As to the nature and conditions of that intellectual conflict, and its several moments, a few remarks must be added, on its relation to, and bearings on, philosophy. First of all, I think the previous remarks must have tended to throw light on a phenomenon which otherwise is remarkable and startling enough. The good cause, even when advocated by men of the best intentions and the purest zeal for truth, with the greatest acuteness and a thorough knowledge of the truth and its essential principles, nevertheless is but little successful. At the very best, it makes an extremely slow progress, while evil error advances with the fearful rapidity of contagion. To account for this singular fact it is not sufficient to appeal to the persuasive rhetoric which the latter has at its command, or to any superior power of intellect in its advocates. The cause lies rather in the miasmas of spiritual pestilence which are spread throughout, and are suspended in the moral atmosphere.

We should err greatly were we to suppose that the cause of truth, and of the refutation of error, could as easily be disposed of as any civil process before a judicial tribunal. Here, to carry the day, it is enough completely to refute the pretensions of one’s adversary, and to set forth one’s own claim in a clear and irrefragable chain of legal proof. But, in the matter of philosophy and the higher truth, how little is gained by the refutation, be it ever so complete, of one written system of error, when, in the mean while, two or three more spring up and call for refutation no less than the first. The straight road, therefore, of a calm, simple, and, at the same time, luminous and complete exposition of the highest system of knowledge seems, to my mind, a far more appropriate means for the establishment and diffusion of the truth than the indirect course of refuting any false or erroneous system that may reign in a particular age and throughout the whole world. For, in the latter course, if the controversy be at all searching and complete, it is necessary to enter into all its tortuous windings, at the risk of being lost and entangled in them. And even in the most favorable case, where the refutation is complete, nothing is ultimately gained by it but a mere negative—the establishing the untruth of the refuted system, together with the proofs of that negative.

It would be most erroneous to suppose that this controversy is either entirely or in the main directed against books and leaves, propositions and words. It looks rather to the soul and spirit, and seeks to drive away, to remove, and banish from them, and utterly to extirpate, all the deadly seeds of error and falsehood, replacing them by truth in all its fullness and energy, so as to win the minds and souls of men to its beneficent rule.
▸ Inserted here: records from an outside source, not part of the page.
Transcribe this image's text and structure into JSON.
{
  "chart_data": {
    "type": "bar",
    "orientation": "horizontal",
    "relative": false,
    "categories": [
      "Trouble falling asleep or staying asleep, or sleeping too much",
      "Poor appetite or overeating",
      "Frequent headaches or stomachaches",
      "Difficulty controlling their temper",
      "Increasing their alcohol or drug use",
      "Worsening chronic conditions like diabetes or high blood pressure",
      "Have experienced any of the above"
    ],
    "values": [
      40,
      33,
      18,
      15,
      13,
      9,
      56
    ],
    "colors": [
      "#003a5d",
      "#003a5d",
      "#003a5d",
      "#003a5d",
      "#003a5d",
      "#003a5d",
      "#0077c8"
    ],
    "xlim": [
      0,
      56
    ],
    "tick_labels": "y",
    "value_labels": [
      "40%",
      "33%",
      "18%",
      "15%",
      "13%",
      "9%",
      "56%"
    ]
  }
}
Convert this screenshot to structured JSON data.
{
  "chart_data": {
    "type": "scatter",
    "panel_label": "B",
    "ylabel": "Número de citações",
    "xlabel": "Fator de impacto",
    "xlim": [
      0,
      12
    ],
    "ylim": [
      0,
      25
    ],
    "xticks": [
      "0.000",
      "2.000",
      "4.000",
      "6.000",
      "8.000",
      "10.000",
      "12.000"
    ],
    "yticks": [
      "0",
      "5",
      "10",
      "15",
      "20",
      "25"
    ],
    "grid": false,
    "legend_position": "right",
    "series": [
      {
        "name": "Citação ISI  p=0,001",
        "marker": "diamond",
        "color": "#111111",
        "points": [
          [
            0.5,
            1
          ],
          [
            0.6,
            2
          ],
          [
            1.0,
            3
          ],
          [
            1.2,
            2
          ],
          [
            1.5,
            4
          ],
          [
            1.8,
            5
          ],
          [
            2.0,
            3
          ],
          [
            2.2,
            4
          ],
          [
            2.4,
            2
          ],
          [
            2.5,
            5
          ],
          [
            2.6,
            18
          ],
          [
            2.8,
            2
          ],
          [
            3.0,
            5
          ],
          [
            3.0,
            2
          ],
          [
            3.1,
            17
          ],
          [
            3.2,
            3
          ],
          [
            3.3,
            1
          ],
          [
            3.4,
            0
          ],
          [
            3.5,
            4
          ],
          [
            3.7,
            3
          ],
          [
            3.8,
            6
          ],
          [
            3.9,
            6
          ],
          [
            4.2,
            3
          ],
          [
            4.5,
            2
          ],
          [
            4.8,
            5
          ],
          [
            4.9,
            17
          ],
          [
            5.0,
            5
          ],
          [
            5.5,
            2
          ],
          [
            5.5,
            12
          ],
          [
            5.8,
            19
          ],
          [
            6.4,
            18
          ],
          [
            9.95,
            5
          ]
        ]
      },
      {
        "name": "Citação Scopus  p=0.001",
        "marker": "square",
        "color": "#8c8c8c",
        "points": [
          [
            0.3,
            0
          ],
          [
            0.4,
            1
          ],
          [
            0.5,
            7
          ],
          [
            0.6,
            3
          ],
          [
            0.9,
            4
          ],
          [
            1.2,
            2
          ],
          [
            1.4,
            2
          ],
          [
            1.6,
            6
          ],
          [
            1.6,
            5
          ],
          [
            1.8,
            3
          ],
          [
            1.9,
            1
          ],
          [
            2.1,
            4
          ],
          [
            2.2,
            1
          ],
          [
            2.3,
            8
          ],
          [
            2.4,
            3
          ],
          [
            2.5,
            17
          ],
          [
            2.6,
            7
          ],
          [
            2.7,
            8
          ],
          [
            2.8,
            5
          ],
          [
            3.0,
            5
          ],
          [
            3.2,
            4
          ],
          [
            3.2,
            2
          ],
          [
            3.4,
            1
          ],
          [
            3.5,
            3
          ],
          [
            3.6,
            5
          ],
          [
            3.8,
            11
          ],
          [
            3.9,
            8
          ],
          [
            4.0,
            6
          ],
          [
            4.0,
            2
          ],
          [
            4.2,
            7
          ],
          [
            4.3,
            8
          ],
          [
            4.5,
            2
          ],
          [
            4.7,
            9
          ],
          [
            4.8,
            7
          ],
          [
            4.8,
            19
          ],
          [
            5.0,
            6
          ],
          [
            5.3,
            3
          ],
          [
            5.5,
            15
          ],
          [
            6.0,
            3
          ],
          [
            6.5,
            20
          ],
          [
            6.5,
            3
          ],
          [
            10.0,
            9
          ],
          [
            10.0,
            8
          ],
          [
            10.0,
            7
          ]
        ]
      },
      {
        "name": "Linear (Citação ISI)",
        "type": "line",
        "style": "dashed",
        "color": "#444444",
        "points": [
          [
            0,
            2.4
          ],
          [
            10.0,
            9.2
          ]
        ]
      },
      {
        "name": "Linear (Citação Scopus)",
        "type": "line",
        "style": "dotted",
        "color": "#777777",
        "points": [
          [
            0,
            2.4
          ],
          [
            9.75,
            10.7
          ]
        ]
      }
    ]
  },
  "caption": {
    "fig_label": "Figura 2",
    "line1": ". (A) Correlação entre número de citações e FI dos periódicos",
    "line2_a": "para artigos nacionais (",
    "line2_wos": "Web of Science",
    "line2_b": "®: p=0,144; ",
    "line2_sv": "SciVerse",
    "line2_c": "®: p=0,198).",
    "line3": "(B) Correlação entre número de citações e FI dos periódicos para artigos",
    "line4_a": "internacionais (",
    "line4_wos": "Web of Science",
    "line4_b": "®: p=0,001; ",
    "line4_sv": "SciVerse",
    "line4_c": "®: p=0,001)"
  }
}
This, however, is only possible by an individual process and a personal interchange of ideas. For error and the restoration of truth assume a thousand different shapes, according to the different temperaments of individuals, or to the different periods of life in each. If, therefore, it be the wish or duty of philosophy to make this its principal aim, it is only in the form of dialogue that it can successfully accomplish the task, by suiting itself and closely conforming to the personal character of individuals. In this sense, and on this account, Plato, and the other disciples of Socrates, in their controversy with the Sophists, invariably employed the dialogical style, and chose this form for the exposition of their philosophical views. But even the written dialogue can not do more than exhibit, as it were, a vertical section of the whole infinite variety of individual views, convictions, and characters. And what thereupon is to be done in order to set them free and emancipate them from error, and to win them for, and to fill them with, the truth?